Lite-HRNet: A Lightweight High-Resolution Network

Introduction

Pose estimation task with Lite-HRNet model.

Prerequisites

Python 3.6 or above
PyTorch 1.3 or above
CUDA 9.2 or above
GCC 5+

Important: Please note that CUDA training is not supported in Kneron docker. You are expected to use your own GPUs and have correct cuda version installed.

Installation

For installing Pytorch, you have to check your CUDA version and select the correct Pytorch version. You can check your CUDA version by executing nvidia-smi in your terminal. For example, install Pytorch 1.7.0 with CUDA 11.0:

$ conda install pytorch==1.7.0 torchvision==0.8.0 torchaudio==0.7.0 cudatoolkit=11.0 -c pytorch

Install all necessary packages in the requirements.txt:

$ pip install -r requirements.txt

Install mmcv with the version 1.3.3:

$ pip install mmcv-full==1.3.3 -f https://download.openmmlab.com/mmcv/dist/{cu_version}/{torch_version}/index.html

Replace {cu_version} and {torch_version} in the url to your desired versions. For example, to install mmcv-full==1.3.3 with CUDA 10.2 and PyTorch 1.6.0, use the following command:

pip install mmcv-full==1.3.3 -f https://download.openmmlab.com/mmcv/dist/cu102/torch1.6.0/index.html

See here for different versions of MMCV compatible to different PyTorch and CUDA versions. Important: You need to run pip uninstall mmcv first if you have mmcv installed. If mmcv and mmcv-full are both installed, there will be ModuleNotFoundError.

Dataset & Preparation

It is recommended to symlink the dataset root to litehrnet/data. To create symlink, run:

ln -s source_file symbolic_link

Replace source_file with the name of the existing file for which you want to create the symbolic link and symbolic_link with the name of the symbolic link.

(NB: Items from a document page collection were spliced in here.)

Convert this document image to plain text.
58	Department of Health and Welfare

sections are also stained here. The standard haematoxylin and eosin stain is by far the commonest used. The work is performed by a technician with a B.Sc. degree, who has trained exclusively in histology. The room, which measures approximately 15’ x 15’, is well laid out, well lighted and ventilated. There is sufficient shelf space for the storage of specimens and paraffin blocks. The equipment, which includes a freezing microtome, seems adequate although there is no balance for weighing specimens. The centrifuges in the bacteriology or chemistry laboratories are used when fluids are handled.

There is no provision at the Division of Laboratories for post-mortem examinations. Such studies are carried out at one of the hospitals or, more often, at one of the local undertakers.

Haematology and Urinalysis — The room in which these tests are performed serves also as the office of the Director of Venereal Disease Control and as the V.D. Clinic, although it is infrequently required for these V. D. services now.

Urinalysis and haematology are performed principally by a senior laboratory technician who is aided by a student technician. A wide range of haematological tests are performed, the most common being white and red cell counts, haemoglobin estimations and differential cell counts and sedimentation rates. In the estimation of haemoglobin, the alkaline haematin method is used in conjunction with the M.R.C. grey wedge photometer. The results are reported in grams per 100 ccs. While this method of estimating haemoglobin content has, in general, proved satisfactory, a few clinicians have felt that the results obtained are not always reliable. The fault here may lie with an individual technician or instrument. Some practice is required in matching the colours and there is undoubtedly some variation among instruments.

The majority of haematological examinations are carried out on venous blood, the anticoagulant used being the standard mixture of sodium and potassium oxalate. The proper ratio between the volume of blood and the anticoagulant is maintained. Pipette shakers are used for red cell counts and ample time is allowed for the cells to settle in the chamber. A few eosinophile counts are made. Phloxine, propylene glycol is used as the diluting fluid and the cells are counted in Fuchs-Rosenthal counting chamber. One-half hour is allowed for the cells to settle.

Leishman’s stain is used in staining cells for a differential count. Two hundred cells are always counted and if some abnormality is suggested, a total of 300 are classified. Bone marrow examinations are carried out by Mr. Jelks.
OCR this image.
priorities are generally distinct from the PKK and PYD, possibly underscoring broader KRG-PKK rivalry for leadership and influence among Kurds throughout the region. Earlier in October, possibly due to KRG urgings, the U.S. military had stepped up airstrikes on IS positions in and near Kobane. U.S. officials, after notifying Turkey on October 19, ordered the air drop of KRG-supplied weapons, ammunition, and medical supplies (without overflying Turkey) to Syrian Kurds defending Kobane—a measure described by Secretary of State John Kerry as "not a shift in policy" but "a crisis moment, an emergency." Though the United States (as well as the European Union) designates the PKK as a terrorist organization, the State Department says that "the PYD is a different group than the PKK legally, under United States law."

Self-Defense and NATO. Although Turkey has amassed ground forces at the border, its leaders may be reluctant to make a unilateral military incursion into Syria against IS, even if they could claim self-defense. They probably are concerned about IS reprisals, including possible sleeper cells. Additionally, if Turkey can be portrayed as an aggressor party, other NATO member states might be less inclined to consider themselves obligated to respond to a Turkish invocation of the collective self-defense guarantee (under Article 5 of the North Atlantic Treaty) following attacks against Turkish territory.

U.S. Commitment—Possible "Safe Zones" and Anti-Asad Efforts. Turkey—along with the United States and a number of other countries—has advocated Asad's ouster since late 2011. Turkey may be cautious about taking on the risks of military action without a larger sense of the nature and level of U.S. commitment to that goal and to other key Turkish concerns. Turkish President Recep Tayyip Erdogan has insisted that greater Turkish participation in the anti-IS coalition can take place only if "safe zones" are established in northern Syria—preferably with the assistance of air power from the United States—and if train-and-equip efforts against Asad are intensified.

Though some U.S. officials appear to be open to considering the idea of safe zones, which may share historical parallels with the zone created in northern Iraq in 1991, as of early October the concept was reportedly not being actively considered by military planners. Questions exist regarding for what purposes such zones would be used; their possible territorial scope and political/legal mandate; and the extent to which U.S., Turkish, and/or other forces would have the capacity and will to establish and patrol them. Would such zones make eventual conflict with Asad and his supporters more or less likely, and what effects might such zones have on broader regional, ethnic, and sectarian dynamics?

If your folder structure is different, you may need to change the corresponding paths in config files.

For COCO data, please download from COCO download, 2017 Train/Val is needed for COCO keypoints training and validation. HRNet-Human-Pose-Estimation provides person detection result of COCO val2017 to reproduce the multi-person pose estimation results. Please download from OneDrive Download and extract them under litehrnet/data, and make them look like this:

lite_hrnet
├── configs
├── models
├── tools
`── data
    │── coco
        │-- annotations
        │   │-- person_keypoints_train2017.json
        │   |-- person_keypoints_val2017.json
        |-- person_detection_results
        |   |-- COCO_val2017_detections_AP_H_56_person.json
        │-- train2017
        │   │-- 000000000009.jpg
        │   │-- 000000000025.jpg
        │   │-- 000000000030.jpg
        │   │-- ...
        `-- val2017
            │-- 000000000139.jpg
            │-- 000000000285.jpg
            │-- 000000000632.jpg
            │-- ...

For MPII data, please download from MPII Human Pose Dataset. The original annotation files have been converted into json format, please download them from mpii_annotations. Extract them under $LITE_HRNET/data, and make them look like this:

lite_hrnet
├── configs
├── models
├── tools
`── data
    │── mpii
        |── annotations
        |   |── mpii_gt_val.mat
        |   |── mpii_test.json
        |   |── mpii_train.json
        |   |── mpii_trainval.json
        |   `── mpii_val.json
        `── images
            |── 000001163.jpg
            |── 000003072.jpg

Modify MMPose for Kneron PPP

To use Kneron pre-post-processing during training and testing, you have to replace some files in the mmpose package in your python/anaconda env. You can use python -m site to check you env. Specific files are:

site-packages/mmpose/core/post_processing/post_transforms.py
site-packages/mmpose/datasets/pipelines/top_down_transform.py
site-packages/mmpose/datasets/pipelines/loading.py
site-packages/mmpose/datasets/pipelines/shared_transform.py

You may replace these files by the cooresponding files in the mmpose_replacement folder.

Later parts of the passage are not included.